La lutte entre les deux tendances de la CNT
Puisque la majorité avait décidé la constitution de la CNT et qu’on avait été battus, j’avais appliqué la décision. J’ai donc adhéré et je faisais partie de la Commission administrative confédérale. En même temps, j’assurais la responsabilité du syndicat des transports. Le congrès constitutif s’était tenu à Paris en 46. En 48, il s’est tenu à Toulouse.
Puis il y a eu le congrès extraordinaire de 49 à Paris, auquel je n’ai pas pu assister, sauf à la dernière journée, car j’étais à la clinique, opéré de deux éventrations.
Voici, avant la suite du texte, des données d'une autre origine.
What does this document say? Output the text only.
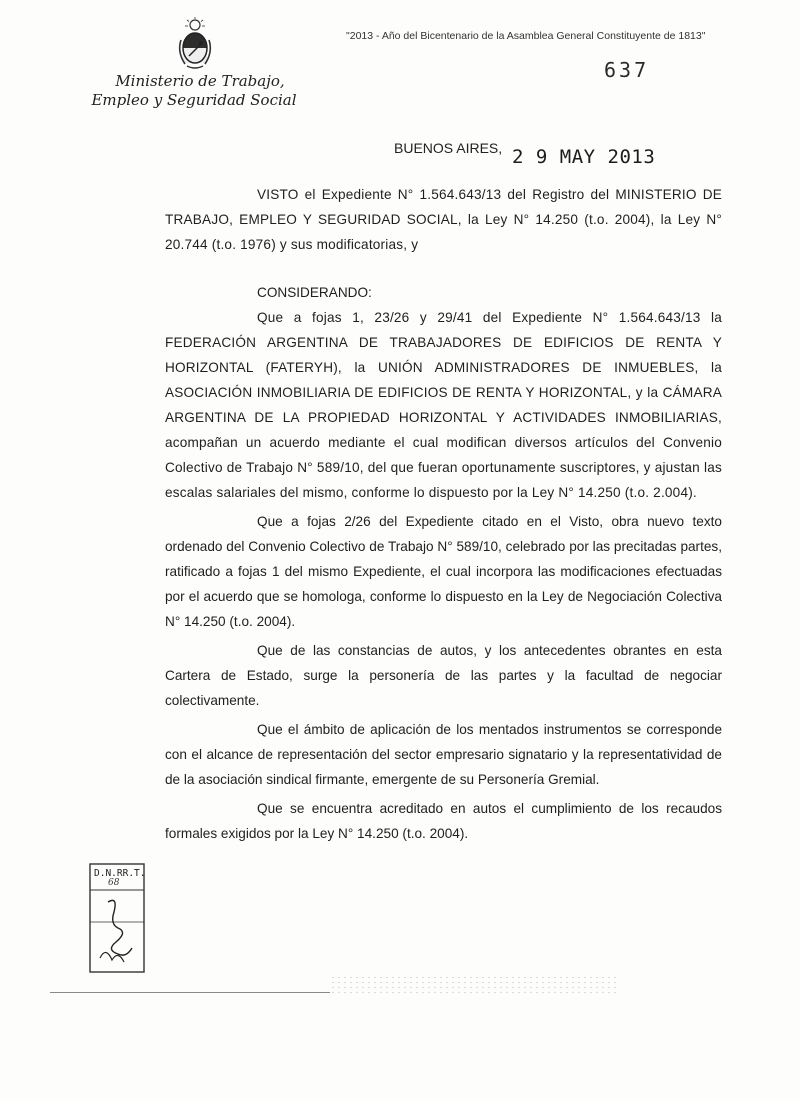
Ministerio de Trabajo,
Empleo y Seguridad Social
"2013 - Año del Bicentenario de la Asamblea General Constituyente de 1813"
637
BUENOS AIRES, 2 9 MAY 2013

VISTO el Expediente N° 1.564.643/13 del Registro del MINISTERIO DE TRABAJO, EMPLEO Y SEGURIDAD SOCIAL, la Ley N° 14.250 (t.o. 2004), la Ley N° 20.744 (t.o. 1976) y sus modificatorias, y

CONSIDERANDO:

Que a fojas 1, 23/26 y 29/41 del Expediente N° 1.564.643/13 la FEDERACIÓN ARGENTINA DE TRABAJADORES DE EDIFICIOS DE RENTA Y HORIZONTAL (FATERYH), la UNIÓN ADMINISTRADORES DE INMUEBLES, la ASOCIACIÓN INMOBILIARIA DE EDIFICIOS DE RENTA Y HORIZONTAL, y la CÁMARA ARGENTINA DE LA PROPIEDAD HORIZONTAL Y ACTIVIDADES INMOBILIARIAS, acompañan un acuerdo mediante el cual modifican diversos artículos del Convenio Colectivo de Trabajo N° 589/10, del que fueran oportunamente suscriptores, y ajustan las escalas salariales del mismo, conforme lo dispuesto por la Ley N° 14.250 (t.o. 2.004).

Que a fojas 2/26 del Expediente citado en el Visto, obra nuevo texto ordenado del Convenio Colectivo de Trabajo N° 589/10, celebrado por las precitadas partes, ratificado a fojas 1 del mismo Expediente, el cual incorpora las modificaciones efectuadas por el acuerdo que se homologa, conforme lo dispuesto en la Ley de Negociación Colectiva N° 14.250 (t.o. 2004).

Que de las constancias de autos, y los antecedentes obrantes en esta Cartera de Estado, surge la personería de las partes y la facultad de negociar colectivamente.

Que el ámbito de aplicación de los mentados instrumentos se corresponde con el alcance de representación del sector empresario signatario y la representatividad de de la asociación sindical firmante, emergente de su Personería Gremial.

Que se encuentra acreditado en autos el cumplimiento de los recaudos formales exigidos por la Ley N° 14.250 (t.o. 2004).

D.N.RR.T.
68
A cette époque, une opposition était née au sein du syndicat. Elle s’était déjà manifestée lors de la constitution de la CNT, au sujet de la discussion des statuts.
P. Besnard avait établi une charte : comme il y a eu la Charte d’Amiens, la Charte de Lyon lors de la constitution de la CGT-SR, il y eut la Charte de Paris lors de la constitution de la CNT. Et lors de la discussion sur la Charte de Paris, il avait été admis par le congrès, dans le paragraphe sur l’indépendance du syndicalisme, que l’organisation était pour l’indépendance du syndicalisme vis-à-vis de tous les partis politiques, sectes philosophiques ou religieuses, c’est-à-dire qu’il reprenait les termes de la Charte de Lyon et ceux de la Charte d’Amiens. Cette question de l’indépendance du syndicalisme tombait à l’article 7. Mais des copains sont intervenus et ont mené la bagarre contre l’adoption de l’article 7 tel qu’il était rédigé, et ceci était mené par les camarades qui étaient anarchistes avant d’être syndicalistes. C’étaient des anarchistes syndicalistes et non pas des syndicalistes révolutionnaires ou des syndicalistes anarchistes. Dans l’ensemble, ils étaient majoritaires, puisque les copains responsables de province étaient en même temps responsables de la CNT et de la Fédération anarchiste. Bouyer était intervenu : « Si nous acceptons l’article 7 dans sa teneur actuelle, il sera impossible à un camarade responsable de la Fédération anarchiste d’être responsable de la confédération. Nous ne pouvons l’admettre. »
Alors, nous avons été battus et la rédaction de l’article 7 était composée de telle façon que ça donnait même la possibilité aux communistes de s’emparer de la Confédération, parce qu’il disait : « La Confédération est indépendante de tout parti politique, sectes philosophiques ou religieuses ne se réclamant pas de la lutte des classes. »
C’était la porte ouverte à tout. A cause de cela, pas mal de copains – il y en a juste un qui a démissionné, Julien - qui étaient proposés par leur syndicat à la Commission administrative ont retiré leur candidature.
Après, lors de l’élection de la Commission administrative, ils ont été remplacés par des copains qui étaient anarchistes. D’autre part, au congrès de 49, Jacquelin a été désigné comme secrétaire, contre la candidature de Retaux qui ralliait le vote des syndicalistes révolutionnaires, des syndicalistes libertaires. Retaux, qui occupait ce poste, était un responsable communiste qui ayant compris que sa place était ailleurs, s’était tourné vers le syndicalisme et avait travaillé dans ses rangs.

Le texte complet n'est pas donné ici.